1. Labrie F, Archer DF, Martel C, Vaillancourt M, Montesino M. Combined data of intravaginal prasterone against vulvovaginal atrophy of menopause. Menopause 2017;24:1246-56.
2. Bouchard C, Labrie F, Derogatis L, Girard G, Ayotte N, Gallagher J, et al. Effect of intravaginal dehydroepiandrosterone (DHEA) on the female sexual function in postmenopausal women: ERC-230 open-label study. Horm Mol Biol Clin Investig 2016;25:181-90.
3. Therapeutic Goods Administration. Australian Product Information - INTRAROSA prasterone 6.5 mg pessary blister pack. Department of Health and Aged Care; 2023. [cited 2024 Sep 10]
4. Archer DF, Labrie F, Montesino M, Martel C. Comparison of intravaginal 6.5mg (0.50%) prasterone, 0.3mg conjugated estrogens and 10mug estradiol on symptoms of vulvovaginal atrophy.

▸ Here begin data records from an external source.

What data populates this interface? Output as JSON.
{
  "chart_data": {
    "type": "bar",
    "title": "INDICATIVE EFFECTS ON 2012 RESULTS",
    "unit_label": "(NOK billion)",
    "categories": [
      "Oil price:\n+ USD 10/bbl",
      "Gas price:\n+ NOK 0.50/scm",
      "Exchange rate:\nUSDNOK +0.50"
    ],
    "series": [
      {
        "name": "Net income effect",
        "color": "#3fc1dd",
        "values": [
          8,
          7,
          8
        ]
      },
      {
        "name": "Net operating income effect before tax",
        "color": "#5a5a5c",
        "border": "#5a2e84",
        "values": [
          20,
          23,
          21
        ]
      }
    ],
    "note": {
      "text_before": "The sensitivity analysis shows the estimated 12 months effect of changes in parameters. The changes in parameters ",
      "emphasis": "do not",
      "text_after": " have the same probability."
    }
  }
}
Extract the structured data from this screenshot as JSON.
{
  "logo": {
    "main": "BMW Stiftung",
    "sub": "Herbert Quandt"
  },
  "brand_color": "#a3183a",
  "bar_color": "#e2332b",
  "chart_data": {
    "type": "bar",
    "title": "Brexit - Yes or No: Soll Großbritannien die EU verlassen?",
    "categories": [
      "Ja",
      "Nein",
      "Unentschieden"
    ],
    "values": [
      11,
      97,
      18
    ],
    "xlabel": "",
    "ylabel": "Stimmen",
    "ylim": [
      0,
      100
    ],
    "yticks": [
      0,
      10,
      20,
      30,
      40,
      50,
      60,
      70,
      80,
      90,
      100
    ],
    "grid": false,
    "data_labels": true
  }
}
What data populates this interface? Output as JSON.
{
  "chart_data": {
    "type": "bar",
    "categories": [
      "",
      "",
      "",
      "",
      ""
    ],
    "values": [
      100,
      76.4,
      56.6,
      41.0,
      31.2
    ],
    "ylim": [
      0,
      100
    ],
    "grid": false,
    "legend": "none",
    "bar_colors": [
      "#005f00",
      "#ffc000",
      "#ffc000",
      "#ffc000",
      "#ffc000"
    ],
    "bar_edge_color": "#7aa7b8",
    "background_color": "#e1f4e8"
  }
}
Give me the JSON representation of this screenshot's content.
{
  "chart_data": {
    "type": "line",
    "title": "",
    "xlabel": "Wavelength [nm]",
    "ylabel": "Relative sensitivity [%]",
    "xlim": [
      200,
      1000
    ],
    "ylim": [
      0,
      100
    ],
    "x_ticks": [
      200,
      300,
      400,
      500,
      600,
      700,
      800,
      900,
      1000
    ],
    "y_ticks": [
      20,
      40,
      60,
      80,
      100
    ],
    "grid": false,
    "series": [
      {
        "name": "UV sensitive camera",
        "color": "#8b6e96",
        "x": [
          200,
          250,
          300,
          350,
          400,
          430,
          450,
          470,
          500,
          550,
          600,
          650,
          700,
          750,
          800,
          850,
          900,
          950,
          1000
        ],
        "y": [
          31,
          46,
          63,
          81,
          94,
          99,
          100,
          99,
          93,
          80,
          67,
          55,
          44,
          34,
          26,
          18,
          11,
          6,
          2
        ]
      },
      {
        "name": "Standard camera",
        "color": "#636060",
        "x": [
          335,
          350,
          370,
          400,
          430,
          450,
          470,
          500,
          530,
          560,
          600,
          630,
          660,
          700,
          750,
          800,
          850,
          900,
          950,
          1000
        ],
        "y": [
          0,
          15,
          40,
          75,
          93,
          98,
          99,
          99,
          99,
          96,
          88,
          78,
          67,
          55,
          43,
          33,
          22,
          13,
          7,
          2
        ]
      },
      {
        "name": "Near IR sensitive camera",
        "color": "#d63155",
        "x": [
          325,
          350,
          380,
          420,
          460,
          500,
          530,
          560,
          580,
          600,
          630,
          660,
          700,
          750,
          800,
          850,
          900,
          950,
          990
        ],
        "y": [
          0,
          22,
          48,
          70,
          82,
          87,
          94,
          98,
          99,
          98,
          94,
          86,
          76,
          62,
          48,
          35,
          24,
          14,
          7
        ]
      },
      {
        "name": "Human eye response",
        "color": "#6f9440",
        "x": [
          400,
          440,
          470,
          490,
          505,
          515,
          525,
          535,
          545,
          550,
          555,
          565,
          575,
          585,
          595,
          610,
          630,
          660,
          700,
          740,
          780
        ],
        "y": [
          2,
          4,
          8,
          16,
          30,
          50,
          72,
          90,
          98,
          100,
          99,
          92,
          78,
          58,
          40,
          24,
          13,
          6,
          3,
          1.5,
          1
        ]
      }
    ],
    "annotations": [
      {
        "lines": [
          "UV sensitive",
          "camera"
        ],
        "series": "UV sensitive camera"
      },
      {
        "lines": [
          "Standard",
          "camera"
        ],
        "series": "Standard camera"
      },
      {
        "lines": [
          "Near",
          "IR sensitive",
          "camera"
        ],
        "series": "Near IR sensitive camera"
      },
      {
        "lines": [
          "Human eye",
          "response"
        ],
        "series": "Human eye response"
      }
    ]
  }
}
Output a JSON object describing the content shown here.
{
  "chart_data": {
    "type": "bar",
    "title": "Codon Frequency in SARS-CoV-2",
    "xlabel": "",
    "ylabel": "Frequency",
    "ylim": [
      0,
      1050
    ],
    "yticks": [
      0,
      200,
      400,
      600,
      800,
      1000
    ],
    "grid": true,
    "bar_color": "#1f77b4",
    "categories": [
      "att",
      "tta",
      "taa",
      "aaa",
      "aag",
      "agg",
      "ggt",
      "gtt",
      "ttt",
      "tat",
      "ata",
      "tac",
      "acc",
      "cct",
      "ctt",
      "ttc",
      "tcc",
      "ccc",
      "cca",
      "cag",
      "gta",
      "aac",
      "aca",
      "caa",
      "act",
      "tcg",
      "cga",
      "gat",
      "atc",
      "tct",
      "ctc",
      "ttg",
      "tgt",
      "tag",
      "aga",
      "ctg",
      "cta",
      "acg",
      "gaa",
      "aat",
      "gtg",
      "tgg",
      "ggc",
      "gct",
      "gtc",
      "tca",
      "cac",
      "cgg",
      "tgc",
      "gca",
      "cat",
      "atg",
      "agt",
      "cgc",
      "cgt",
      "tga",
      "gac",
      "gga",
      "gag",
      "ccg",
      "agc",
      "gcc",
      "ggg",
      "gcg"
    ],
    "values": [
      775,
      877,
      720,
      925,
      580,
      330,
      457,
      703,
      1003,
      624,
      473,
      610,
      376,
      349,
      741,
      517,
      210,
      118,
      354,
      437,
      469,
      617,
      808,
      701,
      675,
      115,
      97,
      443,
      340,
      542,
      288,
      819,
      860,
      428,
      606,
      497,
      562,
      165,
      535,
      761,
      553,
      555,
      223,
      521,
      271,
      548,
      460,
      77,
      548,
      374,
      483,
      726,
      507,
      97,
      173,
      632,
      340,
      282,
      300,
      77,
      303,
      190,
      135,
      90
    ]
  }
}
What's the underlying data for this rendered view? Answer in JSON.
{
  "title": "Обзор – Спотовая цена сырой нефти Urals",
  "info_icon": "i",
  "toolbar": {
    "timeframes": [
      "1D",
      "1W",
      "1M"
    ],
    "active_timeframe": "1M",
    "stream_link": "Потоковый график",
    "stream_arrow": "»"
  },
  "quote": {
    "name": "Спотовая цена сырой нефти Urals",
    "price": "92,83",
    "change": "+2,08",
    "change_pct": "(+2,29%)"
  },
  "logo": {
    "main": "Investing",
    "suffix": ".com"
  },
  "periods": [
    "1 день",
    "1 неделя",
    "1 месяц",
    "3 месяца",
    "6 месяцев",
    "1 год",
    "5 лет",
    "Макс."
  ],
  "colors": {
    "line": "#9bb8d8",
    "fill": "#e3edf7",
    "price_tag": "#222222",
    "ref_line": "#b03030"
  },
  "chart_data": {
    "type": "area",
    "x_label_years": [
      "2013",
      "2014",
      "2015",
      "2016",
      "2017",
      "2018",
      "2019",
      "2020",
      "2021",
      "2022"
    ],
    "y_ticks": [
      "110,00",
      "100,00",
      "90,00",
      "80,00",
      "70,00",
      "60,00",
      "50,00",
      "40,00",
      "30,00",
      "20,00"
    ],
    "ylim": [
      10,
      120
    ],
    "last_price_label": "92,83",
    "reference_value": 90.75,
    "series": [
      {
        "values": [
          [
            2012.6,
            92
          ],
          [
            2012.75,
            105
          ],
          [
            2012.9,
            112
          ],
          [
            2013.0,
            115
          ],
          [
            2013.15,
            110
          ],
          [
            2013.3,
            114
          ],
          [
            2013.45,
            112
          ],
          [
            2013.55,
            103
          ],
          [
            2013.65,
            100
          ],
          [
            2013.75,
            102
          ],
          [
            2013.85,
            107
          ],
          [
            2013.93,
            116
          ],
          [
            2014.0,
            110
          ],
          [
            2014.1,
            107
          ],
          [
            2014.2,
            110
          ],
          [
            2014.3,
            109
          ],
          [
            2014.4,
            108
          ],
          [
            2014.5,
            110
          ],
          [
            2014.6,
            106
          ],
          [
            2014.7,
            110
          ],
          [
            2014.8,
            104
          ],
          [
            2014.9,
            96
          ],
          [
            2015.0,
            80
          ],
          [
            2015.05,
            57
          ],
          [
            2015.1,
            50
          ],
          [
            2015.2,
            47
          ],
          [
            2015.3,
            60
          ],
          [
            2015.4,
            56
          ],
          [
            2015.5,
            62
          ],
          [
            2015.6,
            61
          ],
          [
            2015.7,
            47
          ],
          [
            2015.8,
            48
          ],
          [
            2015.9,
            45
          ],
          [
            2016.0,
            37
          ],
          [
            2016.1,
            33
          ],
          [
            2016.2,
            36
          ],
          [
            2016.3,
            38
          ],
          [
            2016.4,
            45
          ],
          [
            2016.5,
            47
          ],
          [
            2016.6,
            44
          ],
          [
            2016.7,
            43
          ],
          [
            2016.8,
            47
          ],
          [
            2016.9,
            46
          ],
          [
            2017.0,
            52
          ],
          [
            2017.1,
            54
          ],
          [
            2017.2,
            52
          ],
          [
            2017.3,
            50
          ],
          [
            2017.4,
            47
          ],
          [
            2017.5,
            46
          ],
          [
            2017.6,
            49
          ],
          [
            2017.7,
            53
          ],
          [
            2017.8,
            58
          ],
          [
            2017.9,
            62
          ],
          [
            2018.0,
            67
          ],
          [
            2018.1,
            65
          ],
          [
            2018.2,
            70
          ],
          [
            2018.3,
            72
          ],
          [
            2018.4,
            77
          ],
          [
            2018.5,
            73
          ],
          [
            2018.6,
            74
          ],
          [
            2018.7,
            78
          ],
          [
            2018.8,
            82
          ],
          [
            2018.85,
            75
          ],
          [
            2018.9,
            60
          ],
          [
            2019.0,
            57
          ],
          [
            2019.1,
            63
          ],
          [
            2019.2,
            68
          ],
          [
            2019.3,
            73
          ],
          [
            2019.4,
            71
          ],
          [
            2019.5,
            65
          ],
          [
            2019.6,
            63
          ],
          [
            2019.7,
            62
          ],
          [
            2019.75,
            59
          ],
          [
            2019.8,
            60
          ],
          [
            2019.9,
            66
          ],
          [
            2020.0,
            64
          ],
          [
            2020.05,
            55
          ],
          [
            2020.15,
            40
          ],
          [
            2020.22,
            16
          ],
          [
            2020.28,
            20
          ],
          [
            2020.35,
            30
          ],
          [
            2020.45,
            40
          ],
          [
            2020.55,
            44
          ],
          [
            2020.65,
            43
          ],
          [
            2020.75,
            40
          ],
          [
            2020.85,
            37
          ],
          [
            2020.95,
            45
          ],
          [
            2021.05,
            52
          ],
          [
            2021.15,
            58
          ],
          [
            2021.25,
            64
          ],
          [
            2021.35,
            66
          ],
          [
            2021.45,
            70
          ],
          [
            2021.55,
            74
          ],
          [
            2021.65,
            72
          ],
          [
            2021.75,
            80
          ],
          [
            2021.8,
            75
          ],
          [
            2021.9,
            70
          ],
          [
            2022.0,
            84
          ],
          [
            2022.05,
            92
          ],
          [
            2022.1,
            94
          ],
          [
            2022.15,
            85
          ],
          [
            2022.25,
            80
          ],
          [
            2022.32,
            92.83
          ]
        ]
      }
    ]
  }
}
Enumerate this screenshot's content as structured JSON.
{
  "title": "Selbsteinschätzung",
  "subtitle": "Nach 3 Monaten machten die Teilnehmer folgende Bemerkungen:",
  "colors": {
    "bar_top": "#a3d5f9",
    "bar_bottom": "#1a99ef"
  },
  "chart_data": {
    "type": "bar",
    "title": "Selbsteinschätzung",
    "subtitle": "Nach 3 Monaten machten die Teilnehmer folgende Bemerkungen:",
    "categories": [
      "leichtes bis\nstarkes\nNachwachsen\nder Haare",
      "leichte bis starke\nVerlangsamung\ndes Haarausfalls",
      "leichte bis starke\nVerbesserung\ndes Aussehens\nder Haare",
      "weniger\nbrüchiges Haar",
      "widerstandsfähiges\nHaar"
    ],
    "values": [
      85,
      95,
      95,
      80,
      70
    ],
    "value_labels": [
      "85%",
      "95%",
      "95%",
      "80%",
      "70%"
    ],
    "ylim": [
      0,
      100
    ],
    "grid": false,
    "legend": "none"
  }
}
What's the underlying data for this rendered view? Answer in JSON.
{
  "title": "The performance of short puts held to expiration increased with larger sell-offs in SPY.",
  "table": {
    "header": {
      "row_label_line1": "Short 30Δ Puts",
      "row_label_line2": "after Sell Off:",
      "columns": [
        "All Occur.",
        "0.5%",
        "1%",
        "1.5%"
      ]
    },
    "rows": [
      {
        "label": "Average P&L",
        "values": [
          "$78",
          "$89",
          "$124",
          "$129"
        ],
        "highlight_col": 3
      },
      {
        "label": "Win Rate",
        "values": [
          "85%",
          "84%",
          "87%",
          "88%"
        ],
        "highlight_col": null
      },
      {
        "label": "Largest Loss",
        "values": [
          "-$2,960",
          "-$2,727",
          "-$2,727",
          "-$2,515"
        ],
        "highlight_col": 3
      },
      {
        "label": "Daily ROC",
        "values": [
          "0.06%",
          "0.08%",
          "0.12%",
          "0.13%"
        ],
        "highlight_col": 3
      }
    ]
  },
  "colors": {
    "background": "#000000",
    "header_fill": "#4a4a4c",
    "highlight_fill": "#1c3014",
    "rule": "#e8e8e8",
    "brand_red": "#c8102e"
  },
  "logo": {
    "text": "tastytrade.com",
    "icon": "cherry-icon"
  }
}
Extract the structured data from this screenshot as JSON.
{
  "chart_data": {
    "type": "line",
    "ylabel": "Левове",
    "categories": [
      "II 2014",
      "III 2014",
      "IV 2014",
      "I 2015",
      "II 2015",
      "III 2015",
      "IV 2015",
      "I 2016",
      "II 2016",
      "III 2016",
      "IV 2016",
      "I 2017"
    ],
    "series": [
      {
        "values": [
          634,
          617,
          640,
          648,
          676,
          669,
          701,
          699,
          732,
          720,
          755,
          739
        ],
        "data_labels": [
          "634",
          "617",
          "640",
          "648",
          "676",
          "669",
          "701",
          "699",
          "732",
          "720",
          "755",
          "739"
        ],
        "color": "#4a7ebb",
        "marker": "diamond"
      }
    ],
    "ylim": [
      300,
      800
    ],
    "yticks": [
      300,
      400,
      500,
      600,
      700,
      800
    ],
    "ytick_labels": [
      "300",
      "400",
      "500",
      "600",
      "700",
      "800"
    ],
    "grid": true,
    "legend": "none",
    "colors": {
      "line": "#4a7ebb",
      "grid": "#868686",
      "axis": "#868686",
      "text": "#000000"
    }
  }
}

J Steroid Biochem Mol Biol 2017;174:1-8.

 The new drug commentaries in Australian Prescriber are prepared by the editors and reviewed by the Editorial Advisory Committee. Some of the views expressed on newly approved products should be regarded as preliminary, as there may be limited published data at the time of publication, and little experience in Australia of their safety or efficacy. However, the Editorial Advisory Committee believes that comments made in good faith at an early stage may still be of value. Before new drugs are prescribed, the Committee believes it is important that more detailed information is obtained from the manufacturer's approved product information, a drug information centre or some other appropriate source.